Luan N.-N.,Shenyang University |
Wu L.,Center for Clinical and Translational Science |
Gong T.-T.,Shenyang University |
Wang Y.-L.,Shenyang University |
And 2 more authors.
Cancer Causes and Control | Year: 2015
Purpose: Although the relationship between oral contraceptive (OC) use and colorectal cancer (CRC) risk has been studied extensively, the results of epidemiological studies are controversial. Therefore, we carried out a meta-analysis of epidemiological studies to summarize the available evidence and to quantify the potential dose–response relation. Methods: We searched PubMed database for studies of OC use and CRC risk that were published until the end of March 2014. Random- and fixed-effects models were applied to estimate summary relative risks (RRs) and 95 % confidence intervals (CIs).
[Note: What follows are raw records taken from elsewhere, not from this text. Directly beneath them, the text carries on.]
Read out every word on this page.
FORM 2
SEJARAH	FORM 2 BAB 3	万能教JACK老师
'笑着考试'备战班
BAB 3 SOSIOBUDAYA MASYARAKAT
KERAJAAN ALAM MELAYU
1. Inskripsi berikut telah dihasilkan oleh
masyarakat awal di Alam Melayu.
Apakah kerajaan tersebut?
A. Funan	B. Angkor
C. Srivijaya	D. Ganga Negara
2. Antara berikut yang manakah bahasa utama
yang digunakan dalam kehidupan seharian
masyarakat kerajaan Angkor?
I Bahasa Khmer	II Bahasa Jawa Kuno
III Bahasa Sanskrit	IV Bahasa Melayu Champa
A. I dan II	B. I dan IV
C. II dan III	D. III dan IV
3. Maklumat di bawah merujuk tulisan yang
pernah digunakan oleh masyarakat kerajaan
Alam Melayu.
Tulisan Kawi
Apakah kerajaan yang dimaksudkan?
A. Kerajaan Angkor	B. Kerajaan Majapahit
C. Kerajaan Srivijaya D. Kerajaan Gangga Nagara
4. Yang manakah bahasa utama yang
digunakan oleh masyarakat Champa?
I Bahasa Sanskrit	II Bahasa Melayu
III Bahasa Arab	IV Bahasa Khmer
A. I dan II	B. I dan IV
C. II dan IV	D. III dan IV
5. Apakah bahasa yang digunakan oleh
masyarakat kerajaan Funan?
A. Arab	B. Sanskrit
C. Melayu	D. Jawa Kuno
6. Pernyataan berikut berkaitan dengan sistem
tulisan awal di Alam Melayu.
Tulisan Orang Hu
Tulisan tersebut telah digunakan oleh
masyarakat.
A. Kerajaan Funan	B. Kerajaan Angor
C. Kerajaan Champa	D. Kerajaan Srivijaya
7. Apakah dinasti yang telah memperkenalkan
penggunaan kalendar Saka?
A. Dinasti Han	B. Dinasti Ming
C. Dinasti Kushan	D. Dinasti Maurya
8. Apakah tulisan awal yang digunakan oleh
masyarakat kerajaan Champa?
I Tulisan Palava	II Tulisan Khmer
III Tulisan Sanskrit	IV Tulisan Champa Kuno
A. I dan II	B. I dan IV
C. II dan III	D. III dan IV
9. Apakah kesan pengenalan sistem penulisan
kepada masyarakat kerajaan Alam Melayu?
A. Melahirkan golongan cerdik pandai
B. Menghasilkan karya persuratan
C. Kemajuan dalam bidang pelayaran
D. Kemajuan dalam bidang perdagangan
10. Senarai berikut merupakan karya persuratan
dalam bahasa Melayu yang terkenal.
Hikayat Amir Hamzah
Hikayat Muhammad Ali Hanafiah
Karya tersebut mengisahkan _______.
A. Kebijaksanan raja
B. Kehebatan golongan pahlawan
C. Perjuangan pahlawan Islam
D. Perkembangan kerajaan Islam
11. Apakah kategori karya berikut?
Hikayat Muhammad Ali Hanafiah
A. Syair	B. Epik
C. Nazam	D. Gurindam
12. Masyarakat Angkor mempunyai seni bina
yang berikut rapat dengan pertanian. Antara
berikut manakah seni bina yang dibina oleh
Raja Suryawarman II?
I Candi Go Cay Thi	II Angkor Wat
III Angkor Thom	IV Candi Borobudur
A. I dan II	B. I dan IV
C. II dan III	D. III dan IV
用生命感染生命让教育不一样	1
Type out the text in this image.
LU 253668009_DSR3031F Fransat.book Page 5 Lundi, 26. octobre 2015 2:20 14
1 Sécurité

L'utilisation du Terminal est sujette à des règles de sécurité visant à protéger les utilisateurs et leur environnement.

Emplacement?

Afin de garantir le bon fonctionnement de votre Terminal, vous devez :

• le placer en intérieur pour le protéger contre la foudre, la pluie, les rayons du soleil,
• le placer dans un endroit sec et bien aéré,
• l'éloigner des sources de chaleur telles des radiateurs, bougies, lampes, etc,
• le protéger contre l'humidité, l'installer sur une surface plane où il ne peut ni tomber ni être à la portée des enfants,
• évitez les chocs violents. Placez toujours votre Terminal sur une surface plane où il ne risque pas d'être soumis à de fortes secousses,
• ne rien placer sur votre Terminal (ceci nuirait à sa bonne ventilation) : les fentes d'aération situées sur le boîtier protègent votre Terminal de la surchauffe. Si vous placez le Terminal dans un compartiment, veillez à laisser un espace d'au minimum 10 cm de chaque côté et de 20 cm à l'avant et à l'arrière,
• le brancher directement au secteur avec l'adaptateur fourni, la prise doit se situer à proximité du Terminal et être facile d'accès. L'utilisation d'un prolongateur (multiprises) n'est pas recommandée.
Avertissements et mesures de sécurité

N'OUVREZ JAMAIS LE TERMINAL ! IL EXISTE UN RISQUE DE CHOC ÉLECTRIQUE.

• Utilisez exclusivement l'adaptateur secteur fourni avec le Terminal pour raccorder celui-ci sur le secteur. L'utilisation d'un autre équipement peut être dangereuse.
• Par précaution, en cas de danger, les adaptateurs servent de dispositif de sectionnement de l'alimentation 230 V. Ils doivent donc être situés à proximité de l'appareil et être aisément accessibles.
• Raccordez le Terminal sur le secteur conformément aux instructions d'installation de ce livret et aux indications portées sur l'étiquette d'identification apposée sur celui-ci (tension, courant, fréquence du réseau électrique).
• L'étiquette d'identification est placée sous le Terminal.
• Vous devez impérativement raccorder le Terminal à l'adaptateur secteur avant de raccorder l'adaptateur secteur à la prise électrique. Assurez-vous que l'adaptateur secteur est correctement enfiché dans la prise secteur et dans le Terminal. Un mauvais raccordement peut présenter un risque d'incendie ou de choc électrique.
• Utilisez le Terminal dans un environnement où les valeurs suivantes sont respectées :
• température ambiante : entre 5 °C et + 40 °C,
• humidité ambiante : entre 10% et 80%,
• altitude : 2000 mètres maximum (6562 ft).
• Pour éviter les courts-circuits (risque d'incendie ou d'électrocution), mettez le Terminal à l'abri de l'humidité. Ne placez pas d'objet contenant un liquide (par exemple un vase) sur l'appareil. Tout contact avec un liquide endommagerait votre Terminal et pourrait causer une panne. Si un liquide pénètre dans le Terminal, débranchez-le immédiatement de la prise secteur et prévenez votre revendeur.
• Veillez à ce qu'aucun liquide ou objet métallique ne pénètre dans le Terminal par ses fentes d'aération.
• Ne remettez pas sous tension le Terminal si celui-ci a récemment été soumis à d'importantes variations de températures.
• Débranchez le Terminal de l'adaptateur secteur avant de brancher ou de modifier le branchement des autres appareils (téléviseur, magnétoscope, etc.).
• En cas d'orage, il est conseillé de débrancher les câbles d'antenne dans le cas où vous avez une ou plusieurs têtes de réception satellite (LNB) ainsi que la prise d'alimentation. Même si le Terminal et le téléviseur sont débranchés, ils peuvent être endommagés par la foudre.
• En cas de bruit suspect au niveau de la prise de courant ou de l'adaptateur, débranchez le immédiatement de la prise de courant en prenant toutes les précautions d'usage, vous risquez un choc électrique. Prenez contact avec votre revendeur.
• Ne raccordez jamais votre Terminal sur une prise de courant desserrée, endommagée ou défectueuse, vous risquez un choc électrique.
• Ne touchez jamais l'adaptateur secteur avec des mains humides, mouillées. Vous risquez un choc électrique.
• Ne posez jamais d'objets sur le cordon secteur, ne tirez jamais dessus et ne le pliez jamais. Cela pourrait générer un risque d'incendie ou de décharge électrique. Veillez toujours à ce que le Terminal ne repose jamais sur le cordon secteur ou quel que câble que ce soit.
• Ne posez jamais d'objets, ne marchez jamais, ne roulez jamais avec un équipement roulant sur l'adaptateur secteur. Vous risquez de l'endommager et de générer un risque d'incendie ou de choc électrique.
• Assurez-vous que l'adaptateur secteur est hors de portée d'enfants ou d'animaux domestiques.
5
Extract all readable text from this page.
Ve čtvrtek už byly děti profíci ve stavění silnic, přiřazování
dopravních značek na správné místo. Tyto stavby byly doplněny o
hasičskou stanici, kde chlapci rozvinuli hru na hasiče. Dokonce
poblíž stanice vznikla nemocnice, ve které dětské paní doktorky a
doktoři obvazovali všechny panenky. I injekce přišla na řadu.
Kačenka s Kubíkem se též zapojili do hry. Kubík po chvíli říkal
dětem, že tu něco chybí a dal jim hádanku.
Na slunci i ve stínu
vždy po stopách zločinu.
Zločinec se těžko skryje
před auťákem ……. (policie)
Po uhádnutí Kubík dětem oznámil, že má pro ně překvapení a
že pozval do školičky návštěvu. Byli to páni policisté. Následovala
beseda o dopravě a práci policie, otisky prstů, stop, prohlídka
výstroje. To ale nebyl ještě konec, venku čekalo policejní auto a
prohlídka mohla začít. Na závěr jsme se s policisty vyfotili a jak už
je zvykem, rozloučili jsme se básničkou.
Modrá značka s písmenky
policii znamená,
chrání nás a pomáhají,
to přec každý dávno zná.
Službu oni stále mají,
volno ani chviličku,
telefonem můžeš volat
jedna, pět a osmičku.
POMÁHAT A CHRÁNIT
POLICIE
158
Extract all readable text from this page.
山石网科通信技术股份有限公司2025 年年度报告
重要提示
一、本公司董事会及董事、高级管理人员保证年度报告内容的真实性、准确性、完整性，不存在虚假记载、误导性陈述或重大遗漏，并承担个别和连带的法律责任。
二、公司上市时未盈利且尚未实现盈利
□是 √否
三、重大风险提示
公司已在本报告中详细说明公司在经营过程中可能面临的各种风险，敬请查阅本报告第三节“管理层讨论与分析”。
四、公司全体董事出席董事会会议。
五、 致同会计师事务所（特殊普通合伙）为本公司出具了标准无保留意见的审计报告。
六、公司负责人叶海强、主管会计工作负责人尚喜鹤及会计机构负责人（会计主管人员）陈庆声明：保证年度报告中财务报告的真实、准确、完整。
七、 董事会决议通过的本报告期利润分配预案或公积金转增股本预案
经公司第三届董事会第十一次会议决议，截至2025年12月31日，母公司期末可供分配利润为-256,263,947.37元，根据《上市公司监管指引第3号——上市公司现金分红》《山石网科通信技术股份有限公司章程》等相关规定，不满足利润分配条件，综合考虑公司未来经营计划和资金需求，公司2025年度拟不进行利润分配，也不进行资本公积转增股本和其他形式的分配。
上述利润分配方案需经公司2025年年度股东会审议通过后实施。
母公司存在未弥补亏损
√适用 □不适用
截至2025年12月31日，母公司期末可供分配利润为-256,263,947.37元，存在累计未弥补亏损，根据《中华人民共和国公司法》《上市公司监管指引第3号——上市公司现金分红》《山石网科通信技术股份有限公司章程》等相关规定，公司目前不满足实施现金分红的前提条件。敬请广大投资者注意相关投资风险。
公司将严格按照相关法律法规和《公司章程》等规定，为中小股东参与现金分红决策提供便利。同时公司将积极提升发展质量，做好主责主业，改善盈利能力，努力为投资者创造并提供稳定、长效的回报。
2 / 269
Results: Twelve cohorts and seventeen case–control studies with a total of 15,790 CRC cases were included in the final analysis. The summary RR for the ever versus never category of OC use was 0.82 (95 % CI 0.76–0.88). Similar result was observed when we compared the longest duration of OC use with the shortest duration (RR = 0.86, 95 % CI 0.76–0.96). Furthermore, the results of stratified analysis were comparable to those of overall meta-analysis. In dose–response analysis, significant inverse associations emerged in nonlinear models for the duration of OC use and CRC (Pnonlinearity = 0.001). The greatest risk reduction was observed when the duration of OC use was approximately 42 months. There was moderate heterogeneity in the analysis, and no evidence of small-study bias was observed. Conclusions: Based on the findings of this meta-analysis, ever use of OC is associated with lower risk of CRC. Additionally, there is a statistically significant nonlinear inverse association between the duration of OC use and CRC risk. © 2014, Springer International Publishing Switzerland.